Ways AI can build up the manufacturing sector in 2021
- Manufacturers that fail to recognize the importance of AI are likely to lose their competitive edge
- While the current adoption rate in manufacturing is low, the prevalence of AI is expected to increase significantly by 2030
A glimpse into the future of manufacturing can be found at FANUC’s plant in Oshino, Japan. There, at one of the largest manufacturers of industrial robots in the world, the robots build, inspect and test themselves. It is in fact the world’s first factory complex with robots that create digitized “offspring” capable of machine learning and operates on a 24-hour basis. It demonstrates just how far the use of artificial intelligence (AI) in manufacturing processes has come.
While FANUC exemplifies an AI-led future, many manufacturers today still struggle to deploy the technology at scale. In fact, a 2018 PwC Global Digital Operations study of 1,155 manufacturing executives across 26 countries showed that only 9% have implemented AI in their processes to improve operational decision-making. Manufacturers are frequently facing different challenges such as unexpected machinery failure or defective product delivery.
That said, leveraging on AI and other technologies like machine learning, manufacturers can improve operational efficiency, launch new products, customize product designs, and plan future financial actions to progress on their AI transformation. A recent report by the World Economic Forum quoted Instrumental CEO and founder Anna-Katrina Shedletsky who reckons by 2025, ubiquitous streams of data and intelligent algorithms will enable manufacturing to continuously optimize towards higher levels of output and product quality – reducing overall waste in manufacturing by as much as 50%. As a result, we will enjoy higher quality products, produced faster, at a lower cost to our pocketbooks and the environment.
Industrial internet of things (IIoT) connects all IoT-enabled devices to the factory floor, integrating manufacturing processes with big data and making them programmable via a logic controller. Increased use of precision sensory equipment means that information can be generated, recorded, and analyzed for all aspects of the production process, covering anything from temperature to item picking and packaging.
Programmable logic controllers with AI capacity for deep learning can then respond automatically to the seamlessly generated information, and make alterations to the minutest function without recourse to human intervention. The big data analytics processed by AI can substantially improve performance across the entire production process and can be operated remotely.
24/7 production and safer environment
For any production facility to continue working round the clock, humans are required to work in shifts but with the help of AI, the production line can function 24/7. This allows the expansion of production capabilities, which is increasingly necessary to meet the demands of worldwide customers. Furthermore, robots are more efficient in many areas such as the assembly line and picking and packing departments. They can greatly reduce turn-round times in many areas of the business operation.
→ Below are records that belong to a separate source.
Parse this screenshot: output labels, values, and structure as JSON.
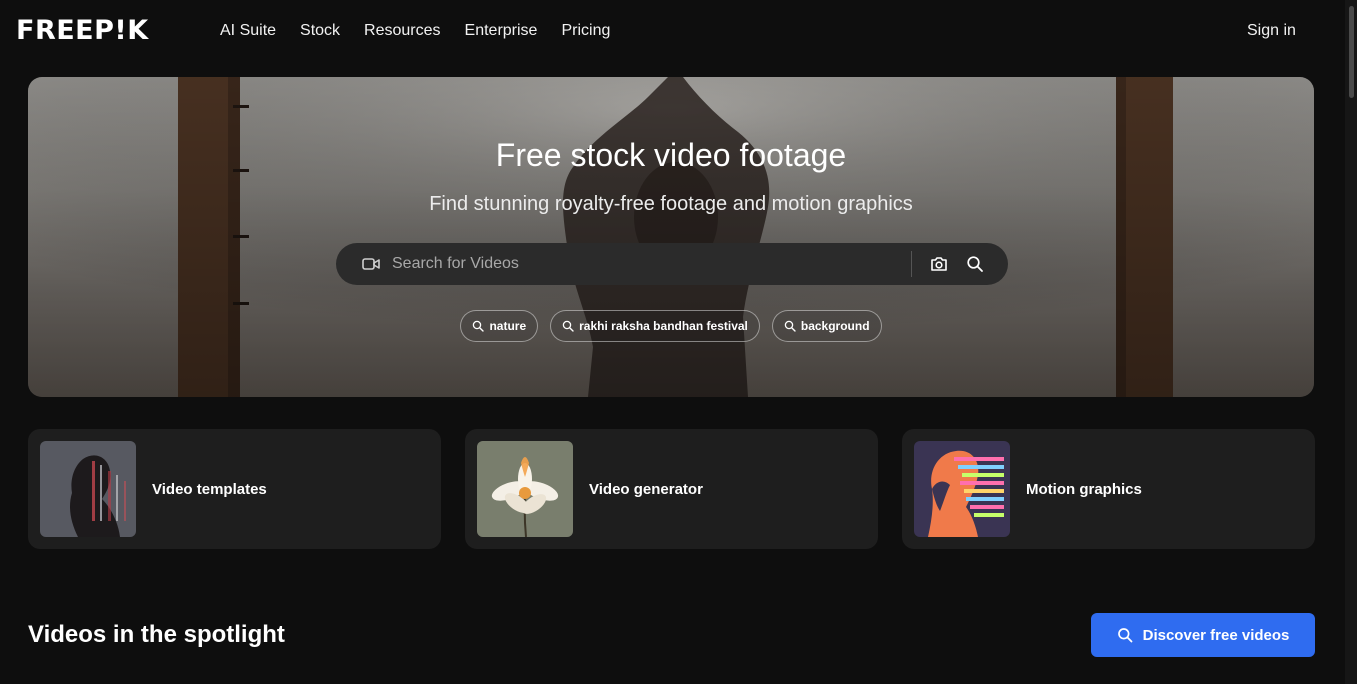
{
  "header": {
    "logo": "FREEP!K",
    "nav": [
      "AI Suite",
      "Stock",
      "Resources",
      "Enterprise",
      "Pricing"
    ],
    "sign_in": "Sign in"
  },
  "hero": {
    "title": "Free stock video footage",
    "subtitle": "Find stunning royalty-free footage and motion graphics",
    "search": {
      "placeholder": "Search for Videos",
      "value": "",
      "leading_icon": "video-camera-icon",
      "actions": [
        "camera-icon",
        "search-icon"
      ]
    },
    "suggestions": [
      "nature",
      "rakhi raksha bandhan festival",
      "background"
    ]
  },
  "categories": [
    {
      "label": "Video templates",
      "thumb": "woman-profile-glitch-thumbnail"
    },
    {
      "label": "Video generator",
      "thumb": "white-lily-flower-thumbnail"
    },
    {
      "label": "Motion graphics",
      "thumb": "rainbow-face-silhouette-thumbnail"
    }
  ],
  "spotlight": {
    "title": "Videos in the spotlight",
    "cta": "Discover free videos"
  },
  "colors": {
    "background": "#0e0e0e",
    "card": "#1e1e1e",
    "search_bar": "#2b2b2b",
    "accent": "#2f6cf0"
  }
}
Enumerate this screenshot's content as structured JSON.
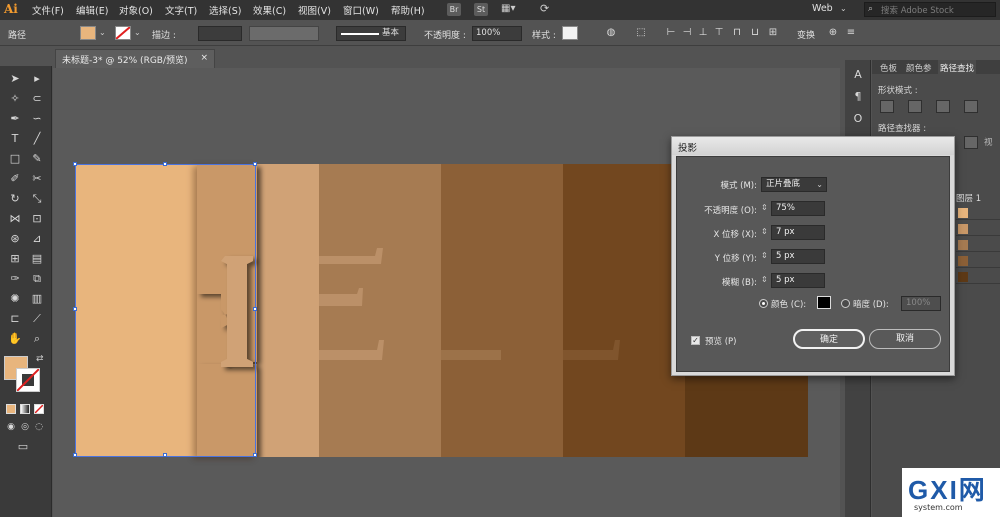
{
  "app": {
    "logo": "Ai"
  },
  "menubar": {
    "items": [
      "文件(F)",
      "编辑(E)",
      "对象(O)",
      "文字(T)",
      "选择(S)",
      "效果(C)",
      "视图(V)",
      "窗口(W)",
      "帮助(H)"
    ],
    "badges": [
      "Br",
      "St"
    ],
    "workspace": "Web",
    "search_placeholder": "搜索 Adobe Stock"
  },
  "controlbar": {
    "path_label": "路径",
    "stroke_label": "描边 :",
    "stroke_style": "基本",
    "opacity_label": "不透明度 :",
    "opacity_value": "100%",
    "style_label": "样式 :",
    "transform_label": "变换"
  },
  "document": {
    "tab_title": "未标题-3* @ 52% (RGB/预览)",
    "close": "×"
  },
  "colors": {
    "fill": "#e8b57d",
    "bands": [
      "#e8b57d",
      "#c99868",
      "#d0a276",
      "#a67b52",
      "#8c6037",
      "#72471f",
      "#5d3916"
    ]
  },
  "artboard": {
    "letters": [
      "H",
      "E",
      "L",
      "L"
    ]
  },
  "rightpanel": {
    "tabs": [
      "色板",
      "颜色参",
      "路径查找"
    ],
    "shape_modes_label": "形状模式 :",
    "pathfinder_label": "路径查找器 :",
    "layers_tab": "视",
    "layer_name": "图层 1",
    "layer_rows": 5
  },
  "dialog": {
    "title": "投影",
    "mode_label": "模式 (M):",
    "mode_value": "正片叠底",
    "opacity_label": "不透明度 (O):",
    "opacity_value": "75%",
    "x_label": "X 位移 (X):",
    "x_value": "7 px",
    "y_label": "Y 位移 (Y):",
    "y_value": "5 px",
    "blur_label": "模糊 (B):",
    "blur_value": "5 px",
    "color_label": "颜色 (C):",
    "darkness_label": "暗度 (D):",
    "darkness_value": "100%",
    "preview_label": "预览 (P)",
    "ok_label": "确定",
    "cancel_label": "取消"
  },
  "watermark": {
    "logo": "GXI网",
    "site": "system.com"
  }
}
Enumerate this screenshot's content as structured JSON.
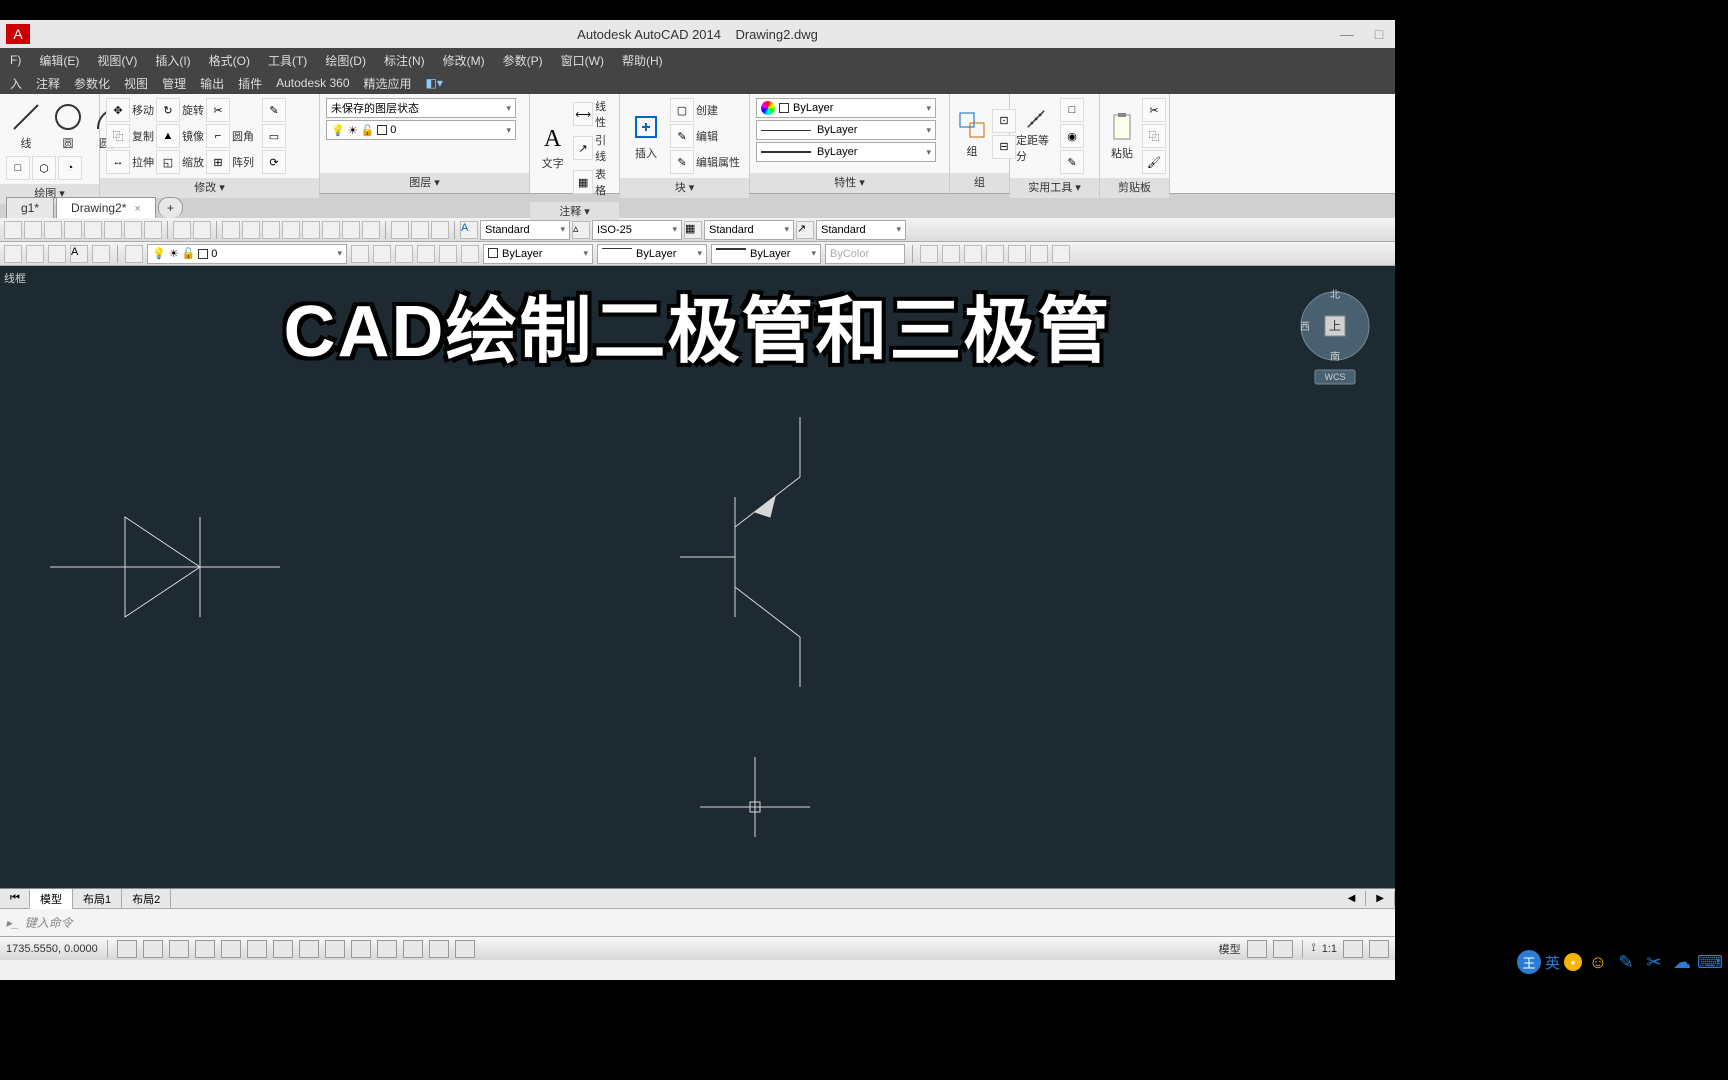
{
  "title": {
    "app": "Autodesk AutoCAD 2014",
    "doc": "Drawing2.dwg"
  },
  "menu": [
    "F)",
    "编辑(E)",
    "视图(V)",
    "插入(I)",
    "格式(O)",
    "工具(T)",
    "绘图(D)",
    "标注(N)",
    "修改(M)",
    "参数(P)",
    "窗口(W)",
    "帮助(H)"
  ],
  "ribbon_tabs": [
    "入",
    "注释",
    "参数化",
    "视图",
    "管理",
    "输出",
    "插件",
    "Autodesk 360",
    "精选应用"
  ],
  "panels": {
    "draw": {
      "title": "绘图 ▾",
      "line": "线",
      "circle": "圆",
      "arc": "圆弧"
    },
    "modify": {
      "title": "修改 ▾",
      "move": "移动",
      "rotate": "旋转",
      "copy": "复制",
      "mirror": "镜像",
      "stretch": "拉伸",
      "scale": "缩放",
      "fillet": "圆角",
      "array": "阵列"
    },
    "layer": {
      "title": "图层 ▾",
      "state_unsaved": "未保存的图层状态",
      "current": "0"
    },
    "annotate": {
      "title": "注释 ▾",
      "text": "文字",
      "linear": "线性",
      "leader": "引线",
      "table": "表格"
    },
    "block": {
      "title": "块 ▾",
      "insert": "插入",
      "create": "创建",
      "edit": "编辑",
      "edit_attr": "编辑属性"
    },
    "properties": {
      "title": "特性 ▾",
      "bylayer": "ByLayer"
    },
    "group": {
      "title": "组",
      "label": "组"
    },
    "utility": {
      "title": "实用工具 ▾",
      "measure": "定距等分"
    },
    "clipboard": {
      "title": "剪贴板",
      "paste": "粘贴"
    }
  },
  "doc_tabs": [
    {
      "label": "g1*",
      "active": false
    },
    {
      "label": "Drawing2*",
      "active": true
    }
  ],
  "toolbar_dropdowns": {
    "textstyle": "Standard",
    "dimstyle": "ISO-25",
    "tablestyle": "Standard",
    "mleaderstyle": "Standard"
  },
  "toolbar2": {
    "layer": "0",
    "color": "ByLayer",
    "linetype": "ByLayer",
    "lineweight": "ByLayer",
    "plotstyle": "ByColor"
  },
  "side_label": "线框",
  "overlay": "CAD绘制二极管和三极管",
  "viewcube": {
    "n": "北",
    "s": "南",
    "w": "西",
    "top": "上",
    "wcs": "WCS"
  },
  "layout_tabs": [
    "模型",
    "布局1",
    "布局2"
  ],
  "command_placeholder": "键入命令",
  "status": {
    "coords": "1735.5550, 0.0000",
    "scale": "1:1",
    "model": "模型"
  },
  "ime": {
    "label": "英"
  }
}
Errors and accidents do occur on the factory floor and in any construction or processing environment – a tendency that can be all but eradicated by AI and robotic assistance. Remote access control means a reduction in human resources, especially when the work is dangerous or requires superhuman effort. Even regular working environments will cut down on the incidence of industrial accidents and lead to an overall improvement in safety. In addition, more advanced sensory equipment integrated with IIoT devices makes the installation of safety guards and barriers a simpler and more effective measure to protect human lives.
Lower operational costs
Many companies view the introduction of AI into the manufacturing industry with trepidation, as it requires a huge capital investment but what they fail to realize is the ROI is significant and increases with time. Once intelligent machines begin to take over the daily activities of a factory floor, businesses will benefit through considerably reduced operating costs, with predictive maintenance helping additionally to reduce machine downtime.
Quality control and greater efficiency
IIoT enables the collection of vast amounts of data and advanced analytics which can be used to gain insights into consumer behavior. AI has the capacity with machine learning to anticipate information, refine processes, and track incongruities, all the way down the supply chain from source to finished product. AI is also extremely useful for carrying out predictive maintenance on machinery and equipment.
Using sensors to track performance and operating conditions, machines can learn to predict malfunctions and failures, and take action to remedy them before they occur. This can result in faster feedback, helping companies to eradicate unplanned downtimes. Sensors can even also detect the mot microscopic defects, scanning them at resolutions far beyond the capacity of human vision, thus improving productivity and increasing the percentage of items that will pass quality control.